L'éther dans l'Antiquité
 
À l'origine, Éther est un dieu primordial de la mythologie grecque, personnifiant les parties supérieures du ciel, ainsi que sa brillance (cela nous est resté au travers de la langue poétique classique, où l'on parle d'éther pour un ciel pur). L'origine de la notion d'éther remonterait au pythagoricien Occelos (ou bien à Philolaos) :
 « Occelos de Lucanie et Aristote, aux quatre éléments ont adjoint un cinquième corps, doté d'un mouvement circulaire et dont ils pensent qu'il est la matière des corps célestes » (Sextus Empiricus, Contre les mathématiciens, X, 316).

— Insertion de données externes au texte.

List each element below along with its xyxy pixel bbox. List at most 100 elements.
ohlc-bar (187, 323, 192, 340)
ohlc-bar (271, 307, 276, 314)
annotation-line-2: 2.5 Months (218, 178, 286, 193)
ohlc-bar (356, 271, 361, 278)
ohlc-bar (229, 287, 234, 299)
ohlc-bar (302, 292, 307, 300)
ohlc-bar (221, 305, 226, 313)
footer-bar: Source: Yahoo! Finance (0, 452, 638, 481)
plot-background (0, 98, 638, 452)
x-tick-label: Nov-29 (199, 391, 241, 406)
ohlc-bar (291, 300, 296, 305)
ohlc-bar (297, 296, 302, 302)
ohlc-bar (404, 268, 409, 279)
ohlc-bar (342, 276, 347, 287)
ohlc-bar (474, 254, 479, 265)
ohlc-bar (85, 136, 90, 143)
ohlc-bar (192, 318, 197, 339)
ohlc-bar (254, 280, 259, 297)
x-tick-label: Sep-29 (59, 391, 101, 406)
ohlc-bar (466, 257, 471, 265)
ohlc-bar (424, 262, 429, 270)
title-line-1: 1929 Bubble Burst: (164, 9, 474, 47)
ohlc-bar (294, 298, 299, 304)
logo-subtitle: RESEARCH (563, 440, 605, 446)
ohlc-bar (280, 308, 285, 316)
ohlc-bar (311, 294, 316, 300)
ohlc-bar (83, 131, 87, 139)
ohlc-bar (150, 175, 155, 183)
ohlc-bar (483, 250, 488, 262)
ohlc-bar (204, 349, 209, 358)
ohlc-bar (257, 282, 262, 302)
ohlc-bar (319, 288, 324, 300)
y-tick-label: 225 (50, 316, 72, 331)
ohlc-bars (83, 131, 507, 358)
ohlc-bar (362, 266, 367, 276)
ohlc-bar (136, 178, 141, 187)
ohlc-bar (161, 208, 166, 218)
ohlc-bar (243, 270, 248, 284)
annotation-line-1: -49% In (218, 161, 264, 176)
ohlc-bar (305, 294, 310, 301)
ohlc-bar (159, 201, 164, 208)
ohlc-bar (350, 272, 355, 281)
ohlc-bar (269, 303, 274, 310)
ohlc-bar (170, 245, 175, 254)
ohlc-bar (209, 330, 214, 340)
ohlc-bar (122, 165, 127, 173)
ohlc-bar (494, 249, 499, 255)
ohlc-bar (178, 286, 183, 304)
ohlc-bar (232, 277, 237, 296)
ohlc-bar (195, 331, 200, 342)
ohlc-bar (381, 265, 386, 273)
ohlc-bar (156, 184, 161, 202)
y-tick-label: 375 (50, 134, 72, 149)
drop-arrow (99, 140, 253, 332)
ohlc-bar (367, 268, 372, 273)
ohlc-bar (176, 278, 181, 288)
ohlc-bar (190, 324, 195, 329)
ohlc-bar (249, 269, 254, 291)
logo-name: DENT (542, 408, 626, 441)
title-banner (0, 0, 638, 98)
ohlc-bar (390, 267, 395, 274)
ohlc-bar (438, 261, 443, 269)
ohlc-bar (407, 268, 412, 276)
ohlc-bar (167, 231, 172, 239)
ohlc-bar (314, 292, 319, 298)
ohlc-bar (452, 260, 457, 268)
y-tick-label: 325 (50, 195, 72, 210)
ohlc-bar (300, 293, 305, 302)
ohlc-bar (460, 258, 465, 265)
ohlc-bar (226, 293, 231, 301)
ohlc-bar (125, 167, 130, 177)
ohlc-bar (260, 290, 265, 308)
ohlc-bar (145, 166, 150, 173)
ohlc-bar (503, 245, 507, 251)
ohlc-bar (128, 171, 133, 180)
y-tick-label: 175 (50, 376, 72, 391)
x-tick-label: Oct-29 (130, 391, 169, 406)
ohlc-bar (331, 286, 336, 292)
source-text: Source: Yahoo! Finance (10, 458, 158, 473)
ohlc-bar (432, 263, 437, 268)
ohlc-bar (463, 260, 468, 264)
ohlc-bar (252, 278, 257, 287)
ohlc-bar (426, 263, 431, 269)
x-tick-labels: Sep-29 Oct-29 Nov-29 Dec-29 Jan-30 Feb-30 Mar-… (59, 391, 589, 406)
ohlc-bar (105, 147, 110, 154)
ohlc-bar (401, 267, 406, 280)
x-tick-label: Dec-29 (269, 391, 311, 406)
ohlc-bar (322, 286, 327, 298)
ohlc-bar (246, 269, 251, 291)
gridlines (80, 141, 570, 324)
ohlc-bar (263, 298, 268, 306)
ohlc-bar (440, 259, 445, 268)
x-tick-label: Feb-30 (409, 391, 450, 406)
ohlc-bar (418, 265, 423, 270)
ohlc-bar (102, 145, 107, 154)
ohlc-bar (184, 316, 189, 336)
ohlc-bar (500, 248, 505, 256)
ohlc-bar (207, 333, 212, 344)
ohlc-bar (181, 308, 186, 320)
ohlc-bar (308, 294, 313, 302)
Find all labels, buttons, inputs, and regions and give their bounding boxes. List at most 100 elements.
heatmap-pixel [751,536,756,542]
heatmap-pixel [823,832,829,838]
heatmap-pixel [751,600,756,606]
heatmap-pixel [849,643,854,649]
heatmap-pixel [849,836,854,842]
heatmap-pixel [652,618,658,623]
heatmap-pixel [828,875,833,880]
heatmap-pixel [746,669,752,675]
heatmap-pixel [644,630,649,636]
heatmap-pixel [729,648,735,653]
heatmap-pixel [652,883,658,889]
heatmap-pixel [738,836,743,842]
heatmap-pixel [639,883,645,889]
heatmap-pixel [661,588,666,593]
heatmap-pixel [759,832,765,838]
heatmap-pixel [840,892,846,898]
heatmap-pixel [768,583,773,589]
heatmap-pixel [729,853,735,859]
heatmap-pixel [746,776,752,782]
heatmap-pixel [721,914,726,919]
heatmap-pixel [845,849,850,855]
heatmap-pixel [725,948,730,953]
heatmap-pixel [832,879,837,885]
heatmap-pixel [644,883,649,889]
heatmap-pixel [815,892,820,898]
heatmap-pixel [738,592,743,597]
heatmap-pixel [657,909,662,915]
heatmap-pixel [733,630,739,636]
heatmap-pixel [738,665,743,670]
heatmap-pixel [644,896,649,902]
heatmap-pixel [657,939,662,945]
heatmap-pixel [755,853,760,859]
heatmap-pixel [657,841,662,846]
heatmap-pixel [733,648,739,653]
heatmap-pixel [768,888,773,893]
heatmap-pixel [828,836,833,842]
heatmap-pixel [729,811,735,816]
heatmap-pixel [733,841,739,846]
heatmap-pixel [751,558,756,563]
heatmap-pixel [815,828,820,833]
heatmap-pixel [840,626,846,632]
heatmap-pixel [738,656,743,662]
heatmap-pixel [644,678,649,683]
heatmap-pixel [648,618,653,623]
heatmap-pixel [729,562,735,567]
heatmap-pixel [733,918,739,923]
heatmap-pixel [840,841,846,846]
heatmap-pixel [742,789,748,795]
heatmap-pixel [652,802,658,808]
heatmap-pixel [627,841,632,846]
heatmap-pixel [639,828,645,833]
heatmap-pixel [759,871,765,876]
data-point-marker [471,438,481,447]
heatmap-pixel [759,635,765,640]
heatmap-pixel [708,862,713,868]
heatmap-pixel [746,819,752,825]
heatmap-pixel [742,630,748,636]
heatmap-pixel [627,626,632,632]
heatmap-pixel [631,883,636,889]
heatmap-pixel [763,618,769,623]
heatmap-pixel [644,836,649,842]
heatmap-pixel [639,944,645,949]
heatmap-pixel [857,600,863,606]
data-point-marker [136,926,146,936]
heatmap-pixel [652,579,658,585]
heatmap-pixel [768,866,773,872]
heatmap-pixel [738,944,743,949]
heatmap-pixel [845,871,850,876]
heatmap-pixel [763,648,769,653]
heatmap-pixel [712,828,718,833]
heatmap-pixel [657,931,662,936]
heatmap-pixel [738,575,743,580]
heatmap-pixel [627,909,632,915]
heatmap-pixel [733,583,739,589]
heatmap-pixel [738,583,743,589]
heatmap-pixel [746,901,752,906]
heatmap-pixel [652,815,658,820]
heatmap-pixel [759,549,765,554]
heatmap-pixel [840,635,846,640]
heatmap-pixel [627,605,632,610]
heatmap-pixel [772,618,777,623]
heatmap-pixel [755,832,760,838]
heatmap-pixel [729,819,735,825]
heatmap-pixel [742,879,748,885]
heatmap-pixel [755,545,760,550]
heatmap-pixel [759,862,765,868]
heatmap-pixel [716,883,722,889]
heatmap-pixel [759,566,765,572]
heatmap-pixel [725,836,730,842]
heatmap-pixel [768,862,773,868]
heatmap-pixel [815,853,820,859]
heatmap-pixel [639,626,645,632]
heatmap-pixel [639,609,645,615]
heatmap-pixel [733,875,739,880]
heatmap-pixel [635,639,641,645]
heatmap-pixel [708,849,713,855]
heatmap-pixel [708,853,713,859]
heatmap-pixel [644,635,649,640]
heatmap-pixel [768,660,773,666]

Selon André-Jean Festugière,
 « Dans les plus anciens auteurs, « éther » désigne le ciel (Homère, L'Iliade, 412 ; Hésiode, Les travaux et les jours, 18)... Le mot « éther » avait été employé déjà par Empédocle, mais pour désigner l'air atmosphérique, par opposition au brouillard... Anaxagore est le premier à avoir fait la distinction entre air et éther, mais ce qu'il désignait sous le nom d'éther était le feu (fragments 59 A 43, 59 A 73)... À partir du Phédon de Platon, l'espace entre l'air et le ciel des fixes (région du feu) devient l'éther, séjour des dieux astres. Platon attribue à l'éther son caractère spécifique d'être toujours en mouvement. L'éther est considéré comme une espèce de l'air, l'espèce la plus pure. Platon distinguait trois sortes d'éther : l'air supérieur, l'air atmosphérique, l'air brouillard... C'est avec l' Épinomis [de Philippe d'Oponte, assistant de Platon] et le De la philosophie d'Aristote [jeune], deux ouvrages contemporains [vers 350 av. J.-C.], que nous voyons apparaître la notion d'éther, cinquième corps. L' Épinomis mentionne une première fois l'éther comme cinquième corps (981c6), comme une sorte d'air plus subtil et plus pur : l'éther n'est pas, d'ailleurs, le séjour des astres (celui-ci est le feu), mais, comme l'air, celui d'êtres démoniques de nature translucide, qui servent d'intermédiaires entre les hommes et les dieux visibles [les astres] (984 b). Les fragments du De la philosophie d'Aristote montrent que la notion d'éther cinquième corps y tient une place importante. Les Anciens ont unanimement regardé Aristote comme l'inventeur de la doctrine de l'éther cinquième Élément. Aristote a toujours la suite éther, feu, air, eau, terre, et c'est l'ordre qui prévaudra, l'éther (et non le feu) étant alors considéré comme la matière des astres et l'élément où ils séjournent. L'âme est un mouvement perpétuel parce qu'elle est tirée de l'éther qui court toujours. Enfin, cet éther aristotélicien est une chaleur, il est principe de chaleur, donc de vie. » (Études de philosophie grecque, Vrin, 1971, p. 389-400)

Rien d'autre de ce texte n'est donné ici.